Bu kurumlar Atatürk ve İnönü Dönemleri'nde büyük rol oynamışlar, fonksiyonlarını yerine getirmişlerdir. Halkevleri ve Halkodaları Cumhuriyet'in alt ve üst kadrolarını yetiştirmiş, bir kültür ve eğitim hareketi olmuşlardır. Köy Enstitüleri buralarda köy kökenli aydınları, ülkücü ve idealist kimseleri göndermiştir. Türk Dil Kurumu amaçları doğrultusunda son derece yararlı hizmetler görmüş, yayınlarda bulunmuş, bünyesinde yer alan kültür - sanat hareketlerinde bulunmuştur. Kurum Türk Dilini güçlendirmiş. Türkçenin kuralları ile konuşulması gerektiği bilgisini okuyanlara ulaştırmıştır. Türk Dilini zenginleştirmiş, dilimizi Arap ve İran kökenli kelimelerden arındırmıştır. Türk Tarih Kurumu ise araştırmalarında yeni kuşakların önüne Yeni Tarih Bilgileri sunmuştur. Bütün bunlar bir araya geldiğinde Cumhuriyet, Cumhuriyet Kurumları, Cumhuriyet kuşakları kültür ve kültürel bilgilerle yeni ufuklara açılma imkânı bulmuştur.
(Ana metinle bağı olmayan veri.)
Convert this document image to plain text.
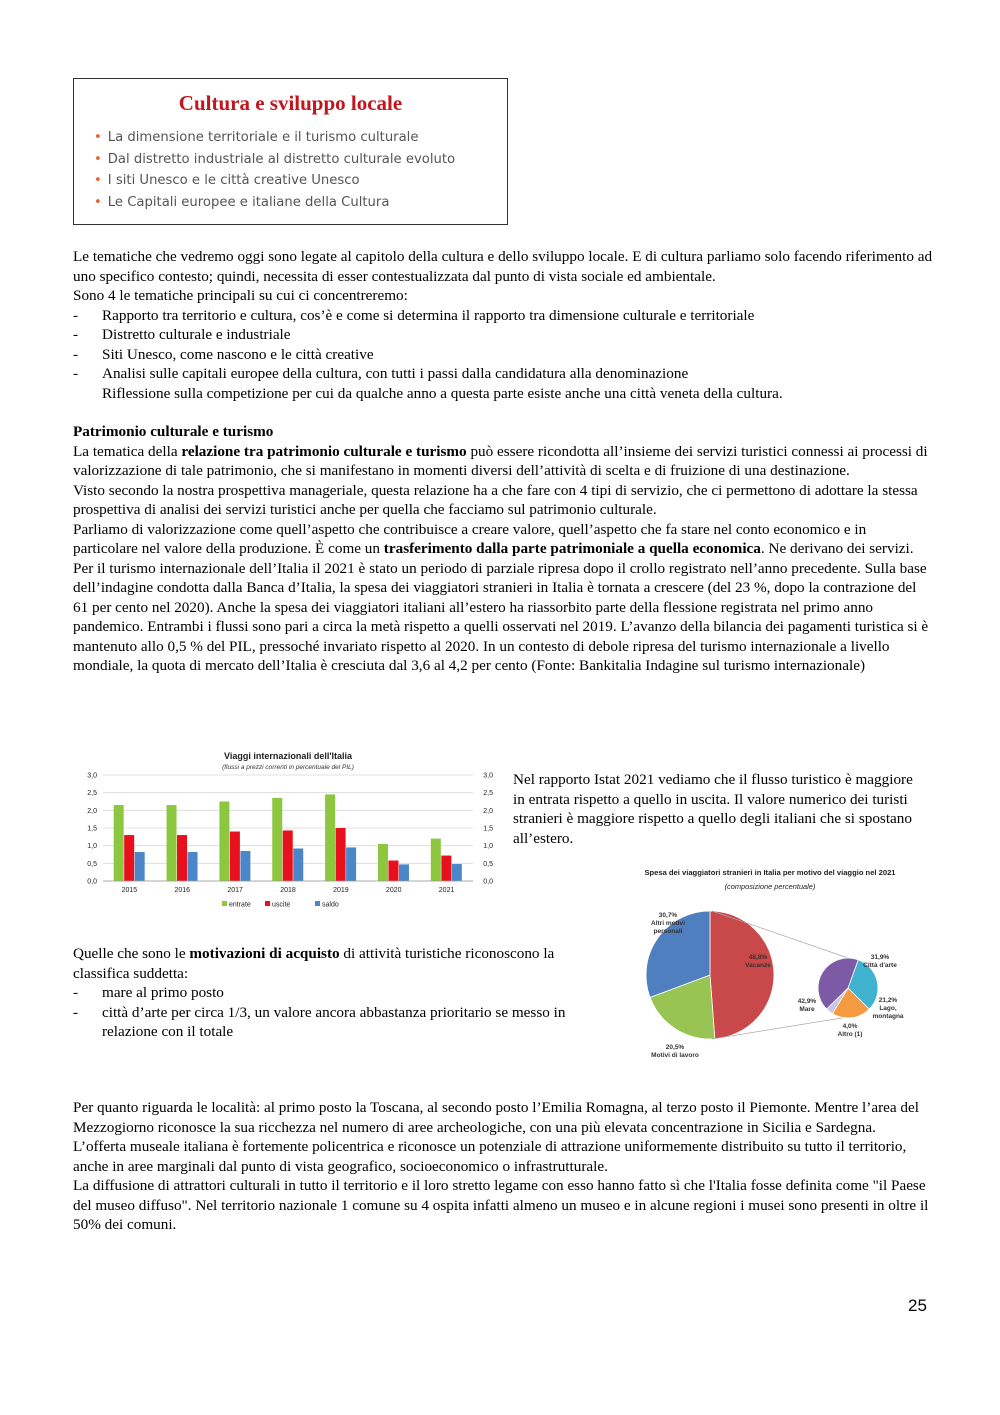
Cultura e sviluppo locale
• La dimensione territoriale e il turismo culturale
• Dal distretto industriale al distretto culturale evoluto
• I siti Unesco e le città creative Unesco
• Le Capitali europee e italiane della Cultura

Le tematiche che vedremo oggi sono legate al capitolo della cultura e dello sviluppo locale. E di cultura parliamo solo facendo riferimento ad uno specifico contesto; quindi, necessita di esser contestualizzata dal punto di vista sociale ed ambientale.

Sono 4 le tematiche principali su cui ci concentreremo:

- Rapporto tra territorio e cultura, cos’è e come si determina il rapporto tra dimensione culturale e territoriale
- Distretto culturale e industriale
- Siti Unesco, come nascono e le città creative
- Analisi sulle capitali europee della cultura, con tutti i passi dalla candidatura alla denominazione
Riflessione sulla competizione per cui da qualche anno a questa parte esiste anche una città veneta della cultura.

Patrimonio culturale e turismo

La tematica della relazione tra patrimonio culturale e turismo può essere ricondotta all’insieme dei servizi turistici connessi ai processi di valorizzazione di tale patrimonio, che si manifestano in momenti diversi dell’attività di scelta e di fruizione di una destinazione.

Visto secondo la nostra prospettiva manageriale, questa relazione ha a che fare con 4 tipi di servizio, che ci permettono di adottare la stessa prospettiva di analisi dei servizi turistici anche per quella che facciamo sul patrimonio culturale.

Parliamo di valorizzazione come quell’aspetto che contribuisce a creare valore, quell’aspetto che fa stare nel conto economico e in particolare nel valore della produzione. È come un trasferimento dalla parte patrimoniale a quella economica. Ne derivano dei servizi.

Per il turismo internazionale dell’Italia il 2021 è stato un periodo di parziale ripresa dopo il crollo registrato nell’anno precedente. Sulla base dell’indagine condotta dalla Banca d’Italia, la spesa dei viaggiatori stranieri in Italia è tornata a crescere (del 23 %, dopo la contrazione del 61 per cento nel 2020). Anche la spesa dei viaggiatori italiani all’estero ha riassorbito parte della flessione registrata nel primo anno pandemico. Entrambi i flussi sono pari a circa la metà rispetto a quelli osservati nel 2019. L’avanzo della bilancia dei pagamenti turistica si è mantenuto allo 0,5 % del PIL, pressoché invariato rispetto al 2020. In un contesto di debole ripresa del turismo internazionale a livello mondiale, la quota di mercato dell’Italia è cresciuta dal 3,6 al 4,2 per cento (Fonte: Bankitalia Indagine sul turismo internazionale)

Viaggi internazionali dell'Italia
(flussi a prezzi correnti in percentuale del PIL)
0,0	0,0
0,5	0,5
1,0	1,0
1,5	1,5
2,0	2,0
2,5	2,5
3,0	3,0
2015	2016	2017	2018	2019	2020	2021
entrate	uscite	saldo

Nel rapporto Istat 2021 vediamo che il flusso turistico è maggiore in entrata rispetto a quello in uscita. Il valore numerico dei turisti stranieri è maggiore rispetto a quello degli italiani che si spostano all’estero.

Spesa dei viaggiatori stranieri in Italia per motivo del viaggio nel 2021
(composizione percentuale)
30,7%
Altri motivi
personali
48,8%
Vacanze
20,5%
Motivi di lavoro
31,9%
Città d'arte
21,2%
Lago,
montagna
42,9%
Mare
4,0%
Altro (1)

Quelle che sono le motivazioni di acquisto di attività turistiche riconoscono la classifica suddetta:

- mare al primo posto
- città d’arte per circa 1/3, un valore ancora abbastanza prioritario se messo in relazione con il totale

Per quanto riguarda le località: al primo posto la Toscana, al secondo posto l’Emilia Romagna, al terzo posto il Piemonte. Mentre l’area del Mezzogiorno riconosce la sua ricchezza nel numero di aree archeologiche, con una più elevata concentrazione in Sicilia e Sardegna.

L’offerta museale italiana è fortemente policentrica e riconosce un potenziale di attrazione uniformemente distribuito su tutto il territorio, anche in aree marginali dal punto di vista geografico, socioeconomico o infrastrutturale.

La diffusione di attrattori culturali in tutto il territorio e il loro stretto legame con esso hanno fatto sì che l'Italia fosse definita come "il Paese del museo diffuso". Nel territorio nazionale 1 comune su 4 ospita infatti almeno un museo e in alcune regioni i musei sono presenti in oltre il 50% dei comuni.

25
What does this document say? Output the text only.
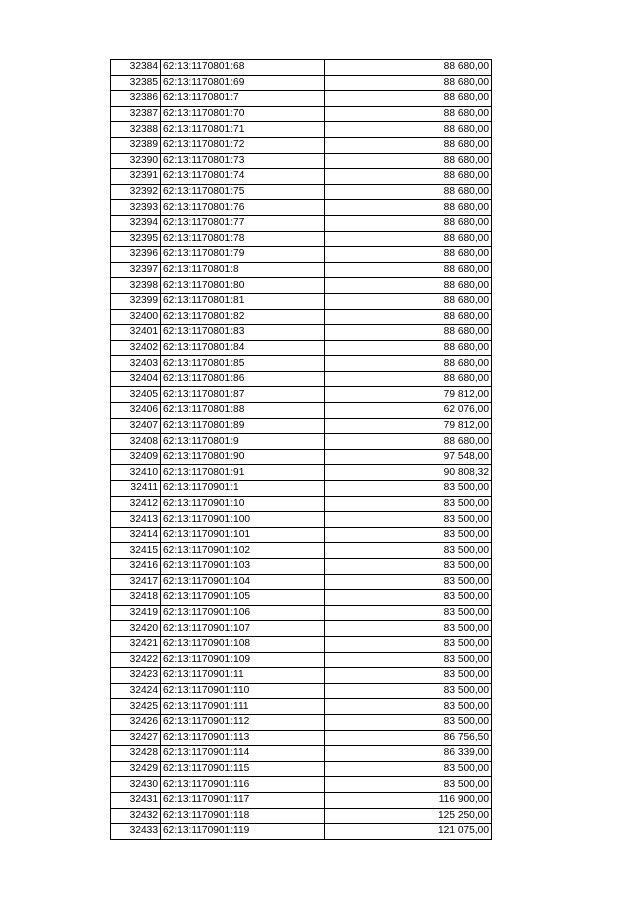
32384	62:13:1170801:68	88 680,00
32385	62:13:1170801:69	88 680,00
32386	62:13:1170801:7	88 680,00
32387	62:13:1170801:70	88 680,00
32388	62:13:1170801:71	88 680,00
32389	62:13:1170801:72	88 680,00
32390	62:13:1170801:73	88 680,00
32391	62:13:1170801:74	88 680,00
32392	62:13:1170801:75	88 680,00
32393	62:13:1170801:76	88 680,00
32394	62:13:1170801:77	88 680,00
32395	62:13:1170801:78	88 680,00
32396	62:13:1170801:79	88 680,00
32397	62:13:1170801:8	88 680,00
32398	62:13:1170801:80	88 680,00
32399	62:13:1170801:81	88 680,00
32400	62:13:1170801:82	88 680,00
32401	62:13:1170801:83	88 680,00
32402	62:13:1170801:84	88 680,00
32403	62:13:1170801:85	88 680,00
32404	62:13:1170801:86	88 680,00
32405	62:13:1170801:87	79 812,00
32406	62:13:1170801:88	62 076,00
32407	62:13:1170801:89	79 812,00
32408	62:13:1170801:9	88 680,00
32409	62:13:1170801:90	97 548,00
32410	62:13:1170801:91	90 808,32
32411	62:13:1170901:1	83 500,00
32412	62:13:1170901:10	83 500,00
32413	62:13:1170901:100	83 500,00
32414	62:13:1170901:101	83 500,00
32415	62:13:1170901:102	83 500,00
32416	62:13:1170901:103	83 500,00
32417	62:13:1170901:104	83 500,00
32418	62:13:1170901:105	83 500,00
32419	62:13:1170901:106	83 500,00
32420	62:13:1170901:107	83 500,00
32421	62:13:1170901:108	83 500,00
32422	62:13:1170901:109	83 500,00
32423	62:13:1170901:11	83 500,00
32424	62:13:1170901:110	83 500,00
32425	62:13:1170901:111	83 500,00
32426	62:13:1170901:112	83 500,00
32427	62:13:1170901:113	86 756,50
32428	62:13:1170901:114	86 339,00
32429	62:13:1170901:115	83 500,00
32430	62:13:1170901:116	83 500,00
32431	62:13:1170901:117	116 900,00
32432	62:13:1170901:118	125 250,00
32433	62:13:1170901:119	121 075,00
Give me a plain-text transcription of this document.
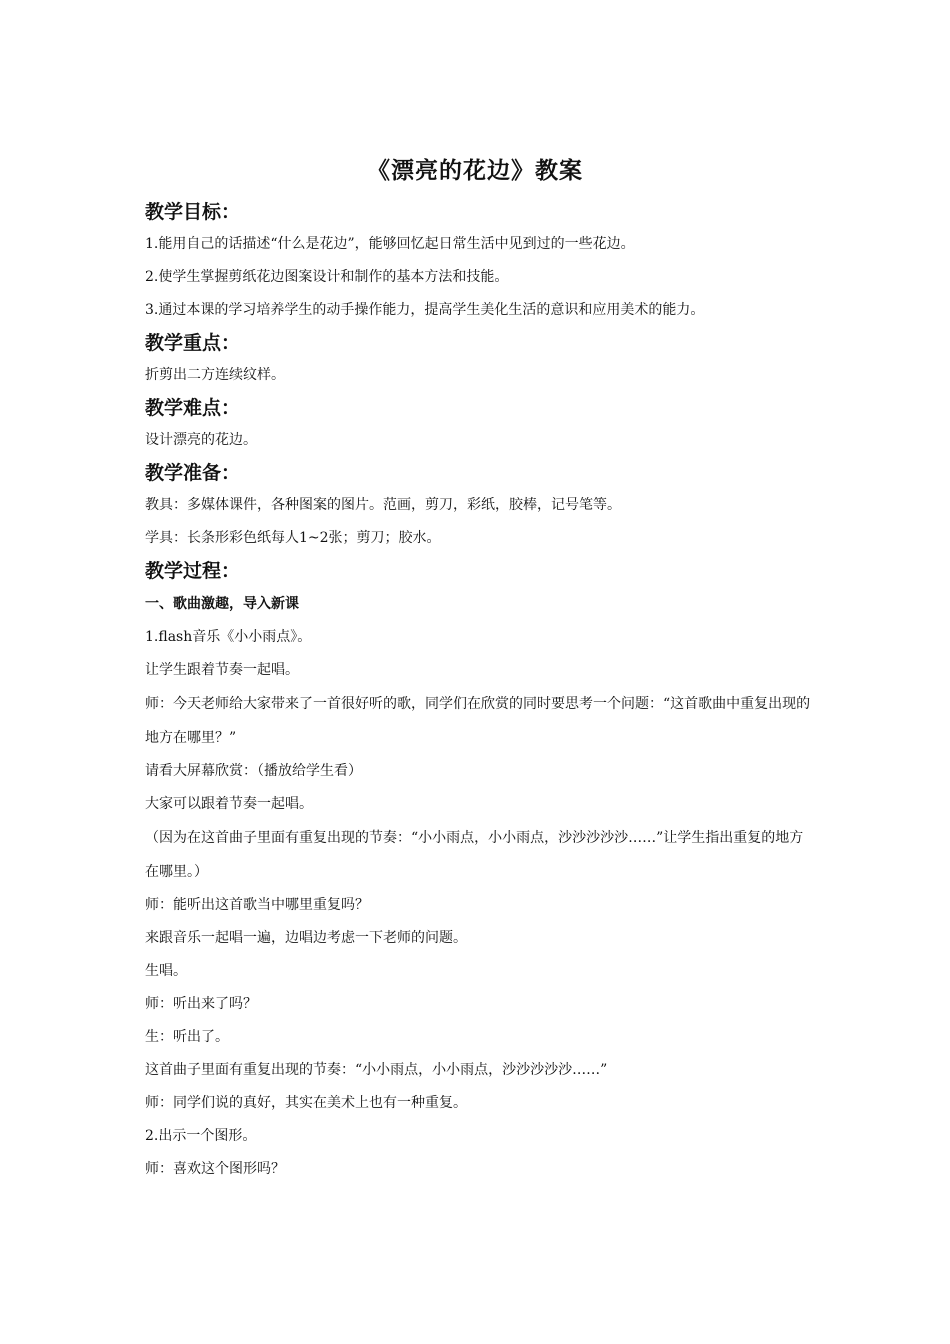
《漂亮的花边》教案

教学目标：

1.能用自己的话描述“什么是花边”，能够回忆起日常生活中见到过的一些花边。

2.使学生掌握剪纸花边图案设计和制作的基本方法和技能。

3.通过本课的学习培养学生的动手操作能力，提高学生美化生活的意识和应用美术的能力。

教学重点：

折剪出二方连续纹样。

教学难点：

设计漂亮的花边。

教学准备：

教具：多媒体课件，各种图案的图片。范画，剪刀，彩纸，胶棒，记号笔等。

学具：长条形彩色纸每人1~2张；剪刀；胶水。

教学过程：

一、歌曲激趣，导入新课

1.flash音乐《小小雨点》。

让学生跟着节奏一起唱。

师：今天老师给大家带来了一首很好听的歌，同学们在欣赏的同时要思考一个问题：“这首歌曲中重复出现的地方在哪里？”

请看大屏幕欣赏：（播放给学生看）

大家可以跟着节奏一起唱。

（因为在这首曲子里面有重复出现的节奏：“小小雨点，小小雨点，沙沙沙沙沙……”让学生指出重复的地方在哪里。）

师：能听出这首歌当中哪里重复吗？

来跟音乐一起唱一遍，边唱边考虑一下老师的问题。

生唱。

师：听出来了吗？

生：听出了。

这首曲子里面有重复出现的节奏：“小小雨点，小小雨点，沙沙沙沙沙……”

师：同学们说的真好，其实在美术上也有一种重复。

2.出示一个图形。

师：喜欢这个图形吗？
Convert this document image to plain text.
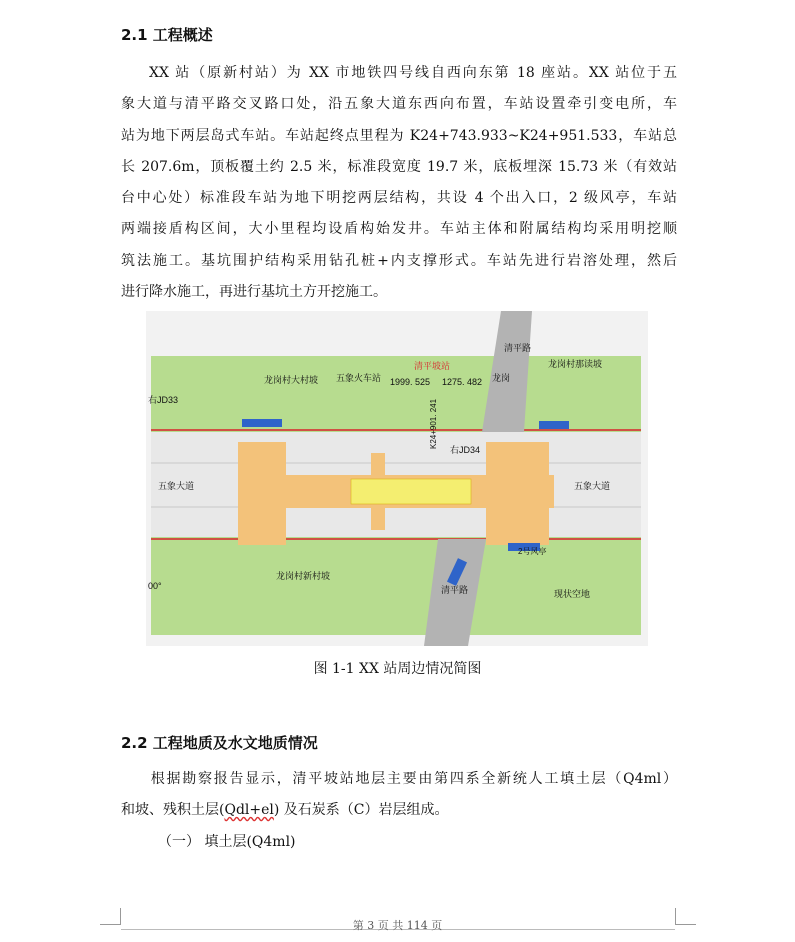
2.1 工程概述
XX 站（原新村站）为 XX 市地铁四号线自西向东第 18 座站。XX 站位于五
象大道与清平路交叉路口处，沿五象大道东西向布置，车站设置牵引变电所，车
站为地下两层岛式车站。车站起终点里程为 K24+743.933~K24+951.533，车站总
长 207.6m，顶板覆土约 2.5 米，标准段宽度 19.7 米，底板埋深 15.73 米（有效站
台中心处）标准段车站为地下明挖两层结构，共设 4 个出入口，2 级风亭，车站
两端接盾构区间，大小里程均设盾构始发井。车站主体和附属结构均采用明挖顺
筑法施工。基坑围护结构采用钻孔桩+内支撑形式。车站先进行岩溶处理，然后
进行降水施工，再进行基坑土方开挖施工。
清平路
清平路
五象大道	五象大道
龙岗村大村坡 五象火车站
清平坡站
1999. 525 1275. 482 龙岗
龙岗村那读坡
右JD33
右JD34
K24+901. 241
龙岗村新村坡
现状空地
2号风亭
00°
图 1-1 XX 站周边情况简图
2.2 工程地质及水文地质情况
根据勘察报告显示，清平坡站地层主要由第四系全新统人工填土层（Q4ml）
和坡、残积土层(Qdl+el) 及石炭系（C）岩层组成。
（一） 填土层(Q4ml)
第 3 页 共 114 页
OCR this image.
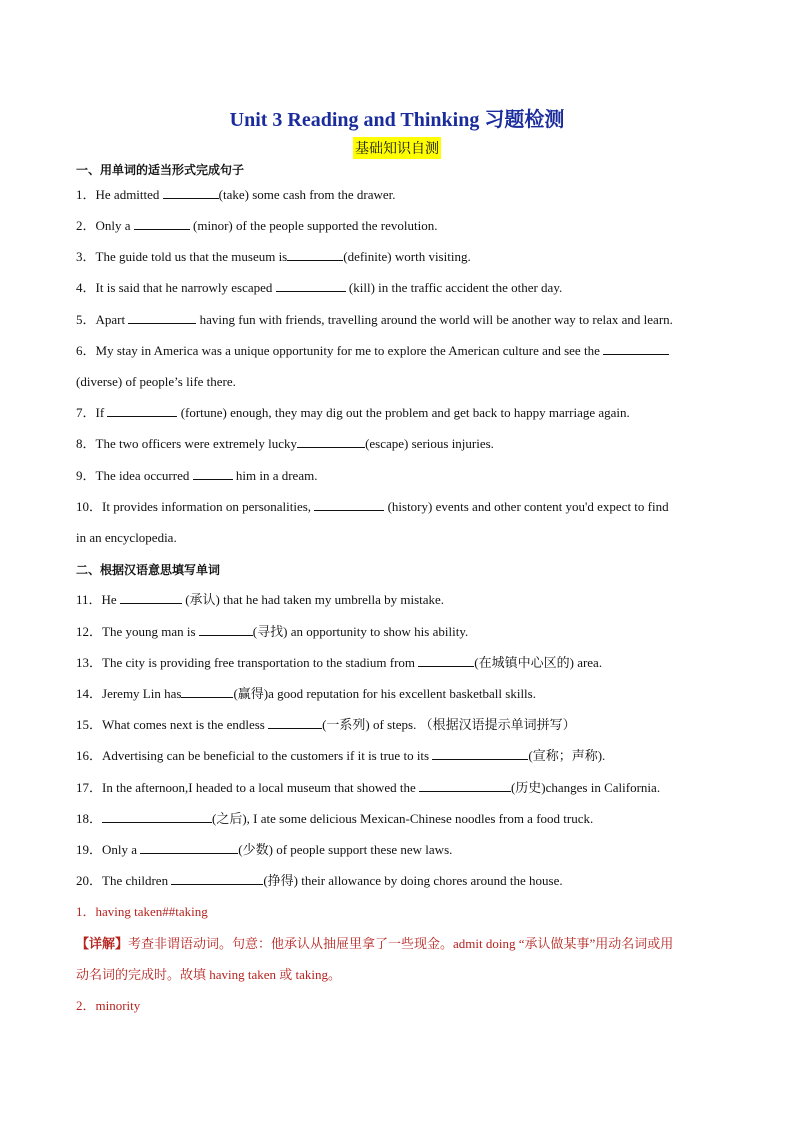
Unit 3 Reading and Thinking 习题检测
基础知识自测
一、用单词的适当形式完成句子
1．He admitted	(take) some cash from the drawer.
2．Only a	(minor) of the people supported the revolution.
3．The guide told us that the museum is	(definite) worth visiting.
4．It is said that he narrowly escaped	(kill) in the traffic accident the other day.
5．Apart	having fun with friends, travelling around the world will be another way to relax and learn.
6．My stay in America was a unique opportunity for me to explore the American culture and see the
(diverse) of people’s life there.
7．If	(fortune) enough, they may dig out the problem and get back to happy marriage again.
8．The two officers were extremely lucky	(escape) serious injuries.
9．The idea occurred	him in a dream.
10．It provides information on personalities,	(history) events and other content you'd expect to find
in an encyclopedia.
二、根据汉语意思填写单词
11．He	(承认) that he had taken my umbrella by mistake.
12．The young man is	(寻找) an opportunity to show his ability.
13．The city is providing free transportation to the stadium from	(在城镇中心区的) area.
14．Jeremy Lin has	(赢得)a good reputation for his excellent basketball skills.
15．What comes next is the endless	(一系列) of steps. （根据汉语提示单词拼写）
16．Advertising can be beneficial to the customers if it is true to its	(宣称；声称).
17．In the afternoon,I headed to a local museum that showed the	(历史)changes in California.
18．	(之后), I ate some delicious Mexican-Chinese noodles from a food truck.
19．Only a	(少数) of people support these new laws.
20．The children	(挣得) their allowance by doing chores around the house.
1．having taken##taking
【详解】考查非谓语动词。句意：他承认从抽屉里拿了一些现金。admit doing “承认做某事”用动名词或用
动名词的完成时。故填 having taken 或 taking。
2．minority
Yeni Türkiye program ve projeli hareket 1950'ye kadar sağlıklı biçimde devam etmiştir. Kurumları ayakta tutan, kurumları yaşatan ve verimli kılan bu tarihi şahsiyetlerin halk ve yönetim üzerindeki ağırlıklarıdır. Atatürk ve İnönü adeta devletin kendileri, kurumların sahibi gibiydiler. Her şey saat gibi çalıp gidiyordu. Fakat 1950'de işbaşına gelen vizyonsuz, misyonsuz ve Yeni Türkiye'yi anlamaktan aciz ya da yetersiz insanlar bu kurumları kapatmak suretiyle eğitime giden kan damarlarını, Bilgi Yolları'nı tıkamışlar, aydınlanmanın önünü kesmişlerdir. Kent Merkezlerinde yer alan 5 bin Halkevi ve Halkodası, Köy Enstitüleri kapatılmışlardır. Türk Tarih Kurumu ve Türk Dil Kurumu ise yapısal değişikliğe uğratılmışlardır. "ANADOLU ve TRAKYA'YA DEVRİMİN YAŞAYAN ve YAŞATAN BİLGİLERİNİ GÖTÜREN ARAÇ ve GEREÇLER" ortadan kaldırılmışlardır. Bugünün karanlığı dünkü aydınlığın yok edilmesindendir. Mesele budur.